USD limps weakly into the weakly close as risk aversion fails to come to its rescue so far...


  • New Zealand Jul. REINZ House Sales rose 34.0% YoY vs. 40.3% in Jun.
  • New Zealand Jun. Retail Sales out at +0.1% and -0.4% ex Autos vs. -0.3%/-0.5% expected
  • New Zealand Jul. Resident Bond Holdings rose 76.6% vs. 73.0% expected
  • Sweden Jul. Average House Prices fell to 1.704M from 1.905M in Jun.
  • EuroZone Jul. CPI out at -0.7% MoM vs. -0.6% expected
  • EuroZone Jul. Core CPI out at 1.3% YoY as expected
  • Canada Jun. Manufacturing Sales rose 1.9% vs. -0.2% expected
  • US Jul. Consumer Price Index out at 0.0% and 0.1% ex Food and Energy - both as expected
  • US Jul. Industrial Production rose 0.5% vs. 0.4% expected
  • US Jul. Capacity Utilization rose to 68.5% vs. 68.3% expected and 68.1% in Jun.


(All times GMT)

  • US Aug. University of Michigan Confidence (1400)
  • New Zealand Jul. Performance of Services Index (Sun 2230)
  • UK Aug. Rightmove House Prices (Sun 2301)
  • Japan Q2 GDP (Sun 2350)

Market Comments:

Weak Chinese equities overnight and a strong US T-bond auction yesterday kept the bid under the Japanese Yen for now, as USDJPY and EURJPY are struggling to find support again. At the same time, it is odd to note that risk appetite still seems strong in equities (of the non-Asian variety at least) and commodity currencies, giving a very confusing macro picture. Normally we see the USD and the JPY moving in the same direction, but the FX market overnight looks more than a touch discombobulated trying to disentangle the various themes.

We continue to look for a pivot in the market action as it feels like the old trends (weak USD, commodity currency rally, etc...) are getting very long in the tooth. Last week delivered a strong setup pivot with the reversal back to a stronger USD on Friday, and this week saw a strong pivot back to JPY strength, but we have yet to see any kind of follow through. For the USD, it really needs to make a stand right here (with a grace period until Monday) if it is to avoid a trip to at least marginal new lows - especially if the wild-eyed optimism in Western equity markets continues.

AUD was pulled in two different directions overnight as well, with a hawkish Stevens testimony to parliament pulling it higher while the Chinese developments were a negative drag. At Stevens semi-annual address to parliament, he indicated that the emergency interest rate levels would have to be reversed at some point and had many positive things to say about the economy. He said he felt there was no need for further stimulus and that Australia's debt, at 15% of GDP, was not a serious problem. Stevens seemed less concerned about the Australian housing market than other commentators, saying that he wouldn't call it a bubble. In the coming weeks - the ebb and flow of Chinese news should trump any other AUstralisn news, as it seems the Aussie functions as a China derivative. The AUD strength looks profoundly over-extended.....
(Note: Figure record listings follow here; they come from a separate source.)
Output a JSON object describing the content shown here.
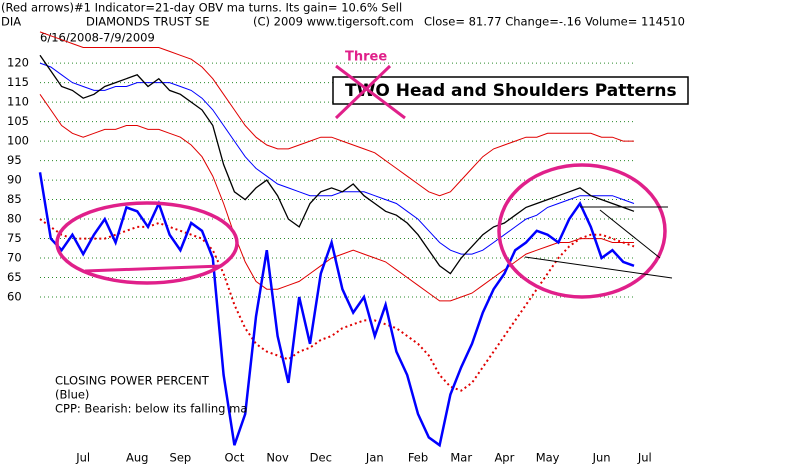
{
  "chart_data": {
    "type": "line",
    "header": "(Red arrows)#1 Indicator=21-day OBV ma turns. Its gain= 10.6% Sell",
    "ticker": "DIA",
    "title": "DIAMONDS TRUST SE",
    "copyright": "(C) 2009 www.tigersoft.com",
    "quote": "Close=  81.77   Change=-.16 Volume= 114510",
    "subtitle": "6/16/2008-7/9/2009",
    "annotations": [
      "Three",
      "TWO Head and Shoulders Patterns",
      "CLOSING POWER PERCENT",
      "(Blue)",
      "CPP: Bearish: below its falling ma"
    ],
    "categories": [
      null,
      null,
      null,
      null,
      "Jul",
      null,
      null,
      null,
      null,
      "Aug",
      null,
      null,
      null,
      "Sep",
      null,
      null,
      null,
      null,
      "Oct",
      null,
      null,
      null,
      "Nov",
      null,
      null,
      null,
      "Dec",
      null,
      null,
      null,
      null,
      "Jan",
      null,
      null,
      null,
      "Feb",
      null,
      null,
      null,
      "Mar",
      null,
      null,
      null,
      "Apr",
      null,
      null,
      null,
      "May",
      null,
      null,
      null,
      null,
      "Jun",
      null,
      null,
      null,
      "Jul"
    ],
    "ylim": [
      16,
      129
    ],
    "yticks": [
      60,
      65,
      70,
      75,
      80,
      85,
      90,
      95,
      100,
      105,
      110,
      115,
      120
    ],
    "grid": true,
    "series": [
      {
        "color": "#e00000",
        "line_width": 1,
        "values": [
          128,
          127,
          126,
          125,
          124,
          124,
          124,
          124,
          124,
          124,
          124,
          124,
          123,
          122,
          121,
          119,
          116,
          112,
          108,
          104,
          101,
          99,
          98,
          98,
          99,
          100,
          101,
          101,
          100,
          99,
          98,
          97,
          95,
          93,
          91,
          89,
          87,
          86,
          87,
          90,
          93,
          96,
          98,
          99,
          100,
          101,
          101,
          102,
          102,
          102,
          102,
          102,
          101,
          101,
          100,
          100,
          null
        ]
      },
      {
        "color": "#e00000",
        "line_width": 1,
        "values": [
          112,
          108,
          104,
          102,
          101,
          102,
          103,
          103,
          104,
          104,
          103,
          103,
          102,
          101,
          99,
          96,
          91,
          84,
          76,
          69,
          64,
          62,
          62,
          63,
          64,
          66,
          68,
          70,
          71,
          72,
          71,
          70,
          69,
          67,
          65,
          63,
          61,
          59,
          59,
          60,
          61,
          63,
          65,
          67,
          69,
          71,
          72,
          73,
          74,
          74,
          75,
          75,
          75,
          74,
          74,
          74,
          null
        ]
      },
      {
        "color": "#0000ff",
        "line_width": 1,
        "values": [
          120,
          119,
          117,
          115,
          114,
          113,
          113,
          114,
          114,
          115,
          115,
          115,
          115,
          114,
          113,
          111,
          108,
          104,
          100,
          96,
          93,
          91,
          89,
          88,
          87,
          86,
          86,
          86,
          87,
          87,
          87,
          86,
          85,
          84,
          82,
          80,
          77,
          74,
          72,
          71,
          71,
          72,
          74,
          76,
          78,
          80,
          81,
          83,
          84,
          85,
          86,
          86,
          86,
          86,
          85,
          84,
          null
        ]
      },
      {
        "color": "#000000",
        "line_width": 1.3,
        "values": [
          122,
          118,
          114,
          113,
          111,
          112,
          114,
          115,
          116,
          117,
          114,
          116,
          113,
          112,
          110,
          108,
          104,
          94,
          87,
          85,
          88,
          90,
          86,
          80,
          78,
          84,
          87,
          88,
          87,
          89,
          86,
          84,
          82,
          81,
          79,
          76,
          72,
          68,
          66,
          70,
          73,
          76,
          78,
          79,
          81,
          83,
          84,
          85,
          86,
          87,
          88,
          86,
          85,
          84,
          83,
          82,
          null
        ]
      },
      {
        "color": "#e00000",
        "line_width": 2,
        "dotted": true,
        "values": [
          80,
          78,
          76,
          75,
          75,
          75,
          75,
          76,
          77,
          78,
          78,
          79,
          78,
          77,
          76,
          75,
          72,
          66,
          58,
          52,
          48,
          46,
          45,
          44,
          46,
          47,
          49,
          50,
          52,
          53,
          54,
          54,
          53,
          52,
          50,
          48,
          45,
          40,
          37,
          36,
          38,
          42,
          46,
          50,
          54,
          58,
          62,
          66,
          70,
          73,
          75,
          76,
          76,
          75,
          74,
          73,
          null
        ]
      },
      {
        "color": "#0000ff",
        "line_width": 2.5,
        "values": [
          92,
          75,
          72,
          76,
          71,
          76,
          80,
          74,
          83,
          82,
          78,
          84,
          76,
          72,
          79,
          77,
          70,
          40,
          22,
          30,
          55,
          72,
          50,
          38,
          60,
          48,
          66,
          74,
          62,
          56,
          60,
          50,
          58,
          46,
          40,
          30,
          24,
          22,
          35,
          42,
          48,
          56,
          62,
          66,
          72,
          74,
          77,
          76,
          74,
          80,
          84,
          78,
          70,
          72,
          69,
          68,
          null
        ]
      }
    ]
  }
}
New Zealand housing sales/retail sales data wasn't overwhelmingly strong, but one of the keys to the recent NZD strength was in evidence with the strong Non-resident bond holdings data, which shot higher 3.6% higher in just a month. With its enormous current account deficit, the country is highly dependent on capital flows (and traditionally a higher interest rate) to keep its currency from melting down. NZD got enough pep in its step from the news overnight to post new highs versus the AUD.

As a brief final note, the strong US Industrial Production numbers are likely heavily influenced by the auto manufacturing sector, which rose 41.6% month-on-month. Overall the July YoY number is down -13.1%


A lot of talk about the USDJPY as the US morning session is well under way as the pair is trading at Ichimoku cloud support and just below the 200-day moving average. Last Friday's crazy action certainly looks like a running of the complacent stops considering the subsequent action. Judging from the recent past, it would seem that the best way to be long the JPY, however, is versus perhaps European currencies or elsewhere in the G-10, as the USD and the JPY strength have been positively correlated for some time.